Hi: My day goes as such:
Up at 3 or 330am 2 cups coffee, sugar free creamer & splenda
Driving to work 430am - 1 protein shake (whatever coffee I didn't finish + 1% milk to equal 1 cup, add one scoop protein powder, 5 ice cubes, blend)
Morning Break between 730-830am (15 min break) - 6 oz non fat yogurt or 1/2 cup lowfat cottage cheese, 1 banana, 1 hard boiled egg
Lunch between 1100-1230 (30 min lunch) - large salad, 2 tablespoons lowfat or fatfree salad dressing, left overs from night before - 3 oz meat & sometimes 1/2 cup carb (rice or potatoes), one piece of fruit (or high fiber/low fat tortilla with 1 tsp light mircle whip and 3 oz of turkey or chicken lunch meat)

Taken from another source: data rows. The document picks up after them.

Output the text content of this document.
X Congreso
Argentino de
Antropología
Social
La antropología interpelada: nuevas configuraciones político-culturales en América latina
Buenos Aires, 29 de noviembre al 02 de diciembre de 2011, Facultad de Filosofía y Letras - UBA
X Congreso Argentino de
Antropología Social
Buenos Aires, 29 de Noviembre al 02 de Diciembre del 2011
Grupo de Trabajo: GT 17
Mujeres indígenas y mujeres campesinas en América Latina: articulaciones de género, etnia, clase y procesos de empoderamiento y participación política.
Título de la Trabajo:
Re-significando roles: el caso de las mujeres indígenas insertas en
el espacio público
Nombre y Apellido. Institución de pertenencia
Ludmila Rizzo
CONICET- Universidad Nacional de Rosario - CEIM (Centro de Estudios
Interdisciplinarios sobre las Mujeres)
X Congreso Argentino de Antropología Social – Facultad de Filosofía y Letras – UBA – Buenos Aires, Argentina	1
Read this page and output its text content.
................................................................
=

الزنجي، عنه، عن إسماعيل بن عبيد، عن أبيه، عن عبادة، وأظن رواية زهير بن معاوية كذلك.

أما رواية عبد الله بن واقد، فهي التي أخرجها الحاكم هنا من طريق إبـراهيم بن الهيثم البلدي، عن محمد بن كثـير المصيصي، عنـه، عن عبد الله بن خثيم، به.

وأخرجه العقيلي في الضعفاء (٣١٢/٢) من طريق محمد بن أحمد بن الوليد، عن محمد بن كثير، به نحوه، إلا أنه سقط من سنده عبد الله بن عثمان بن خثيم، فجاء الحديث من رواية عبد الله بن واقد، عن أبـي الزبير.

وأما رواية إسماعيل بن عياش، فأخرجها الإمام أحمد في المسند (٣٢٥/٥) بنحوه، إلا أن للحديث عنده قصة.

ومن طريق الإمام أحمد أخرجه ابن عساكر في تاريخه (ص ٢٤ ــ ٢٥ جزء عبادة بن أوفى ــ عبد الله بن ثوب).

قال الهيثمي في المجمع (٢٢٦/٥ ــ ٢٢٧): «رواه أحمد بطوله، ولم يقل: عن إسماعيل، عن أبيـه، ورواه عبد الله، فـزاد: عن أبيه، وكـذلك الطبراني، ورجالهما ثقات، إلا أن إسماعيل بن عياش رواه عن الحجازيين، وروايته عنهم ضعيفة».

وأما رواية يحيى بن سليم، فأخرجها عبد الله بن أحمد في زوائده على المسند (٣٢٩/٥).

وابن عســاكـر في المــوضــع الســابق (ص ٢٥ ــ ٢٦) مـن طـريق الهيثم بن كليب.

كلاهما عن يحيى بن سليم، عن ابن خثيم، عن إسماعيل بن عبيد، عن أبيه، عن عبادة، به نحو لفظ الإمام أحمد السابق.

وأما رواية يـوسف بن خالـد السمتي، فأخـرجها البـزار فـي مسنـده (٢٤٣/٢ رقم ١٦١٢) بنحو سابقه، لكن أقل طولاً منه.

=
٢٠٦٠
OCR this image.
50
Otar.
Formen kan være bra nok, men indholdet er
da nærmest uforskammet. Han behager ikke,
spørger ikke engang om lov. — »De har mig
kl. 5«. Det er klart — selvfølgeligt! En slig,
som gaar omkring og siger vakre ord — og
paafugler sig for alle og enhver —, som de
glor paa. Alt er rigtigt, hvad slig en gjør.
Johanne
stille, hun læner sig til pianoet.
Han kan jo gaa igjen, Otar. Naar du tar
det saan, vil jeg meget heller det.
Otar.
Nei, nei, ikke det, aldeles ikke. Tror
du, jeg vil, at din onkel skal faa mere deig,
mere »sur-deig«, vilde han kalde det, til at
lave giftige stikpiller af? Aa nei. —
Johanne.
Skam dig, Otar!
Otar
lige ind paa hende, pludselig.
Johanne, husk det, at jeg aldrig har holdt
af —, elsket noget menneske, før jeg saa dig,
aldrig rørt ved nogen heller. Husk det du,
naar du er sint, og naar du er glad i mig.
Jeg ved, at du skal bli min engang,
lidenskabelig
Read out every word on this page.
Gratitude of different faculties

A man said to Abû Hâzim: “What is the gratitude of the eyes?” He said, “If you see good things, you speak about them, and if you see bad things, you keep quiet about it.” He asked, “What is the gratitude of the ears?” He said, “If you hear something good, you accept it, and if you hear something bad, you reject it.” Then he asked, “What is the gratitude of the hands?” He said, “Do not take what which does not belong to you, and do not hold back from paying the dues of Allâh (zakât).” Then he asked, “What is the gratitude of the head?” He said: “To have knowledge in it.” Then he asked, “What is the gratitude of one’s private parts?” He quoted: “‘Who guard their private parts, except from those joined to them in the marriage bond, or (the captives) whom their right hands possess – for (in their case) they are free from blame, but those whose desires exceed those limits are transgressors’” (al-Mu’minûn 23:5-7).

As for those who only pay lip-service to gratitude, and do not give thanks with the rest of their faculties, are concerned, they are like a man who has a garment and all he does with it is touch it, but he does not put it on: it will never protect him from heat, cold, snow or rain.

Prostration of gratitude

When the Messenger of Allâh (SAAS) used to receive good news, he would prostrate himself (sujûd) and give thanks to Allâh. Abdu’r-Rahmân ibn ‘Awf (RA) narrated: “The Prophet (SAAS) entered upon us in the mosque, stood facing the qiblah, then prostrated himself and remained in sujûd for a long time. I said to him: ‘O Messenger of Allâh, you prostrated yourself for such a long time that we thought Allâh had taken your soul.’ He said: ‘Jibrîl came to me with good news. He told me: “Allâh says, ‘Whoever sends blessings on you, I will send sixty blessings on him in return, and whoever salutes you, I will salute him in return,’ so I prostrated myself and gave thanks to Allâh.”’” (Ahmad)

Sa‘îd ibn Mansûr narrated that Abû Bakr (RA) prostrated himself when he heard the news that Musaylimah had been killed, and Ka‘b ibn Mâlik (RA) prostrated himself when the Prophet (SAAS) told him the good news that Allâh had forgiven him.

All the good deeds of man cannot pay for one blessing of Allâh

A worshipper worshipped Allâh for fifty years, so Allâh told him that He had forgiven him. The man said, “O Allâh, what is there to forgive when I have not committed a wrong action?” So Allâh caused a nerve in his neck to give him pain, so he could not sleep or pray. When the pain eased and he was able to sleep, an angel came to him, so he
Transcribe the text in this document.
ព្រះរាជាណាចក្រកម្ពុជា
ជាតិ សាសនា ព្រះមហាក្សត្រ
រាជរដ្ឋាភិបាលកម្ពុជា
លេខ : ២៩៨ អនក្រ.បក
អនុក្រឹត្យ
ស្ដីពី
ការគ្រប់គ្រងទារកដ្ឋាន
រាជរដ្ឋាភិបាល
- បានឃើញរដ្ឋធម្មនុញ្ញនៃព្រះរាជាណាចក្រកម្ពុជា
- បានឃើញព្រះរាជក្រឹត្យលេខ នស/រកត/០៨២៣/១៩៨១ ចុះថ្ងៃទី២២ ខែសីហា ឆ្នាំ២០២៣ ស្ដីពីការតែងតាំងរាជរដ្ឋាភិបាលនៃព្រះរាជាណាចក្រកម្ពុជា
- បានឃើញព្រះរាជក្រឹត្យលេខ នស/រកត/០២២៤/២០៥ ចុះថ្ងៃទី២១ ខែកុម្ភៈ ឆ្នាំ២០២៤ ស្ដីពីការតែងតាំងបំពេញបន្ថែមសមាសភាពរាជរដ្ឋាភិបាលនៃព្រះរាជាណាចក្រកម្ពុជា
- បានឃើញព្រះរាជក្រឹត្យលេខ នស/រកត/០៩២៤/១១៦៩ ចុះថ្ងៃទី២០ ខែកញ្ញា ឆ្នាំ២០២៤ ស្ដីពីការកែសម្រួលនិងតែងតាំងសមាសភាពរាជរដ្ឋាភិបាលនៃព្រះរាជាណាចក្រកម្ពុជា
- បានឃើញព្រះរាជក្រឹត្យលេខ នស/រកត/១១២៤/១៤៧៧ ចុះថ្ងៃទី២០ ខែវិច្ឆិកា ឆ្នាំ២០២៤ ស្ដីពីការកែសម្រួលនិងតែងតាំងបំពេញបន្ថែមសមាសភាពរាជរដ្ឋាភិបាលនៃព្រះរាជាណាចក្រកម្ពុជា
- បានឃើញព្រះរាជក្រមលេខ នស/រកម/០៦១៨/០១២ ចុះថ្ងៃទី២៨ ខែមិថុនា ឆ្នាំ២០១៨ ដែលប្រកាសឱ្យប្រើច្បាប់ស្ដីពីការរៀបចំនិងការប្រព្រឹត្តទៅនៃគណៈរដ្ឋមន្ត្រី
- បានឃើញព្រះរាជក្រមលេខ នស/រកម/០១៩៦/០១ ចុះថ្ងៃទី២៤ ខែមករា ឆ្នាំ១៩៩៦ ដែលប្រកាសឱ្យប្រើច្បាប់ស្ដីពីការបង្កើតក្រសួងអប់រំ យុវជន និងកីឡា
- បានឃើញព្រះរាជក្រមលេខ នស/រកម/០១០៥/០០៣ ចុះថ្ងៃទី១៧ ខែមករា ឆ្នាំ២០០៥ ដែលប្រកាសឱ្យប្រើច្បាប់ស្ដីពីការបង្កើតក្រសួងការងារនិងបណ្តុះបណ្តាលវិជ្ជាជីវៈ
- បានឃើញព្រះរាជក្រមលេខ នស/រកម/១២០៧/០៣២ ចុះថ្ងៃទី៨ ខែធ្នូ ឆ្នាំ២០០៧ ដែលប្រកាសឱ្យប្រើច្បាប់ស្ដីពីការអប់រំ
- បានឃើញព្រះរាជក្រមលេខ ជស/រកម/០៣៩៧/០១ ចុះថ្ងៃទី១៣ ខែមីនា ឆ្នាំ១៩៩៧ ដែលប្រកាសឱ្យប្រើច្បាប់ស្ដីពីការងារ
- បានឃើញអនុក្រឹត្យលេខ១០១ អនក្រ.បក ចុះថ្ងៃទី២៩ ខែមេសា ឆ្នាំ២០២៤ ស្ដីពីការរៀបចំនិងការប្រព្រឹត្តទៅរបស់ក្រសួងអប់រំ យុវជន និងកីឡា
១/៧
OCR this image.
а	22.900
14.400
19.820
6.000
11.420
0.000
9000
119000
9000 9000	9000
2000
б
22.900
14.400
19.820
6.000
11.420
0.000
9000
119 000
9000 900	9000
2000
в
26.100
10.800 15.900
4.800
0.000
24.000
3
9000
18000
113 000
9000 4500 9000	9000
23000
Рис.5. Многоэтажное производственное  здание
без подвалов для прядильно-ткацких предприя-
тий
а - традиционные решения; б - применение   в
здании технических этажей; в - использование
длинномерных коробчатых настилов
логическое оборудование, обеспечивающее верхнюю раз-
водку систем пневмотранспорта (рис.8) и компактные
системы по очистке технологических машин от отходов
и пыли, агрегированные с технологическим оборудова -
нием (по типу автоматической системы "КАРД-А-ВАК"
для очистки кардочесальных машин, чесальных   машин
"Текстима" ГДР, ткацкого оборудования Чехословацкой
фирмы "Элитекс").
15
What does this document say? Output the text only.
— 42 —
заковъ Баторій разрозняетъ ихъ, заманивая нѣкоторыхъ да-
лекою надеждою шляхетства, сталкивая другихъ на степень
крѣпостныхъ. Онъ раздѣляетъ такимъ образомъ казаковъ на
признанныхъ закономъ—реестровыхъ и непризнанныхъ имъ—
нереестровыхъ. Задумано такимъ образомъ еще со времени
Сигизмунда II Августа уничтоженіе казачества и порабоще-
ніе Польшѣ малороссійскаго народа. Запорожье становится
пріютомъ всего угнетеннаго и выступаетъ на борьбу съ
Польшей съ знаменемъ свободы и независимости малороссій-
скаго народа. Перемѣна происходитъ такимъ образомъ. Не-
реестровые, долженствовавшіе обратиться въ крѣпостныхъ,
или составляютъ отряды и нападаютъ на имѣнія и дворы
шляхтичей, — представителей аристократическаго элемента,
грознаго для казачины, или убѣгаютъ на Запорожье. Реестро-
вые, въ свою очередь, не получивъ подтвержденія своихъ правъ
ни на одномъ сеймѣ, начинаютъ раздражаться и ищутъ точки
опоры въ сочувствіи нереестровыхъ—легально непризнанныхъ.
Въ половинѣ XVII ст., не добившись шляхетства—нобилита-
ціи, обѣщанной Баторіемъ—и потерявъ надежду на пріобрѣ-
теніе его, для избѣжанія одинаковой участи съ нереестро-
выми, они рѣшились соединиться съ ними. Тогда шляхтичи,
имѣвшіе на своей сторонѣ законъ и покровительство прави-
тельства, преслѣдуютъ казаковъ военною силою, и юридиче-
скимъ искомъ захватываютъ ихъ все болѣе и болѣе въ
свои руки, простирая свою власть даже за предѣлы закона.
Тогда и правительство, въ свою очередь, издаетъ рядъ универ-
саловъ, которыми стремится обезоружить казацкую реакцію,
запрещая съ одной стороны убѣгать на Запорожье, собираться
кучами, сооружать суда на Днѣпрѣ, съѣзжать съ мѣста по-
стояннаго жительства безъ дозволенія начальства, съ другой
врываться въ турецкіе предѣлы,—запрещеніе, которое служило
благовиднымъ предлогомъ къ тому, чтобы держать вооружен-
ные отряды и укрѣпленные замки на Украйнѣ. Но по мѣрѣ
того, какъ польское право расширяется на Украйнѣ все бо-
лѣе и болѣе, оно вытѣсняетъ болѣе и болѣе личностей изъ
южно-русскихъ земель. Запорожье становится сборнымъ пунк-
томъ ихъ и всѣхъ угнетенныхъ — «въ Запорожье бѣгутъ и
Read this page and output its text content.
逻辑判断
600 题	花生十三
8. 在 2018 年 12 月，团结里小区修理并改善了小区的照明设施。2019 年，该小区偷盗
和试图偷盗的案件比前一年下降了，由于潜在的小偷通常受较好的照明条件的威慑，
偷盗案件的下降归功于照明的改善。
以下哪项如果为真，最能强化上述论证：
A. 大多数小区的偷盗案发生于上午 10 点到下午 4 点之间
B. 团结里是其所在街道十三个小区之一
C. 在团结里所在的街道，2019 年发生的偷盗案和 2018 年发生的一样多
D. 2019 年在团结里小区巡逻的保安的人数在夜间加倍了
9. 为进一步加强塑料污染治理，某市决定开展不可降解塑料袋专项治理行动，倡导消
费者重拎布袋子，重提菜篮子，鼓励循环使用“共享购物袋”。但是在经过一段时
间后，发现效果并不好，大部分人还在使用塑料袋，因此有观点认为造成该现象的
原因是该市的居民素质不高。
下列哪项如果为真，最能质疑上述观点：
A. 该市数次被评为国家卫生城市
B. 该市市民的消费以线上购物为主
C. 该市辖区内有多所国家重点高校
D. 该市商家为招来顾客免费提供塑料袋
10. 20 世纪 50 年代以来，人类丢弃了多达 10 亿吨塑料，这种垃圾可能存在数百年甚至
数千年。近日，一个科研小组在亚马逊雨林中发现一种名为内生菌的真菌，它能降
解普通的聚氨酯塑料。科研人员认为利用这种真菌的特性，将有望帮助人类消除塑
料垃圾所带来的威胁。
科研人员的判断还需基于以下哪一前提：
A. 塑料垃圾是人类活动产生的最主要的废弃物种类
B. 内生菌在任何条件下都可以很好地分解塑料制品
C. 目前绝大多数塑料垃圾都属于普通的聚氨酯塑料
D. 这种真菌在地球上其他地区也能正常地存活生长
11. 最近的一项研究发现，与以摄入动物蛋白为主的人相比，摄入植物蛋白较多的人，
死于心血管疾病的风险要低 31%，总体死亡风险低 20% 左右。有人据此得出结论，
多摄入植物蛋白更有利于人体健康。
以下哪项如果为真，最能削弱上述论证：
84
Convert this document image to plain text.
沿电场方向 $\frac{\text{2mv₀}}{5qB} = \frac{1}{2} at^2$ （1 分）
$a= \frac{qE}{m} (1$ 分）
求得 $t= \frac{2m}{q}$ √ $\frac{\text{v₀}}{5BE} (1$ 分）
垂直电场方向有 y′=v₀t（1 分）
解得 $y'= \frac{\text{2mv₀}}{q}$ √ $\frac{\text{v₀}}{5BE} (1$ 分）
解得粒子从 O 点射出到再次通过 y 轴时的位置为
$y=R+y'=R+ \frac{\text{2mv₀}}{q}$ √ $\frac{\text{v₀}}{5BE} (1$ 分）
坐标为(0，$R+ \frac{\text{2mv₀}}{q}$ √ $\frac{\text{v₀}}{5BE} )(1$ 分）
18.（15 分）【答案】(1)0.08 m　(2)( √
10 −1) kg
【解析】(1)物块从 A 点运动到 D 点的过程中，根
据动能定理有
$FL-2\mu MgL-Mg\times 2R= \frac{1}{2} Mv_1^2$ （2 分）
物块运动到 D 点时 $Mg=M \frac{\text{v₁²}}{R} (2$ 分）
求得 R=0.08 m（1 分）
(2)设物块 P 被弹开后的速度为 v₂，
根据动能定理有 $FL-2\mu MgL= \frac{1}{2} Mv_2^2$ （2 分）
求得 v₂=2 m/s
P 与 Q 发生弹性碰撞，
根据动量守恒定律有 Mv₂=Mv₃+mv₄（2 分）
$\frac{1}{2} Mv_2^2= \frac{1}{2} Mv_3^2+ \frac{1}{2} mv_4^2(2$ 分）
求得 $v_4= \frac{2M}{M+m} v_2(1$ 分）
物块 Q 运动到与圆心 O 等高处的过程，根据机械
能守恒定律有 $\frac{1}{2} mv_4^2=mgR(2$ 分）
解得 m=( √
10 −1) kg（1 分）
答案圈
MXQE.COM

Drive to gym from work 130pm or 2pm - 1 apple and 2 tablespoons peanut butter
Gym - alternate cardio and weight lifting
Home 4pm - Dinner large salad, salad dressing, 3 oz of meat & 1/2 cup carb - Some evenings I am not hungry enough to eat dinner but I usually will have the salad.
Key is to measure & weigh EVERYTHING!!!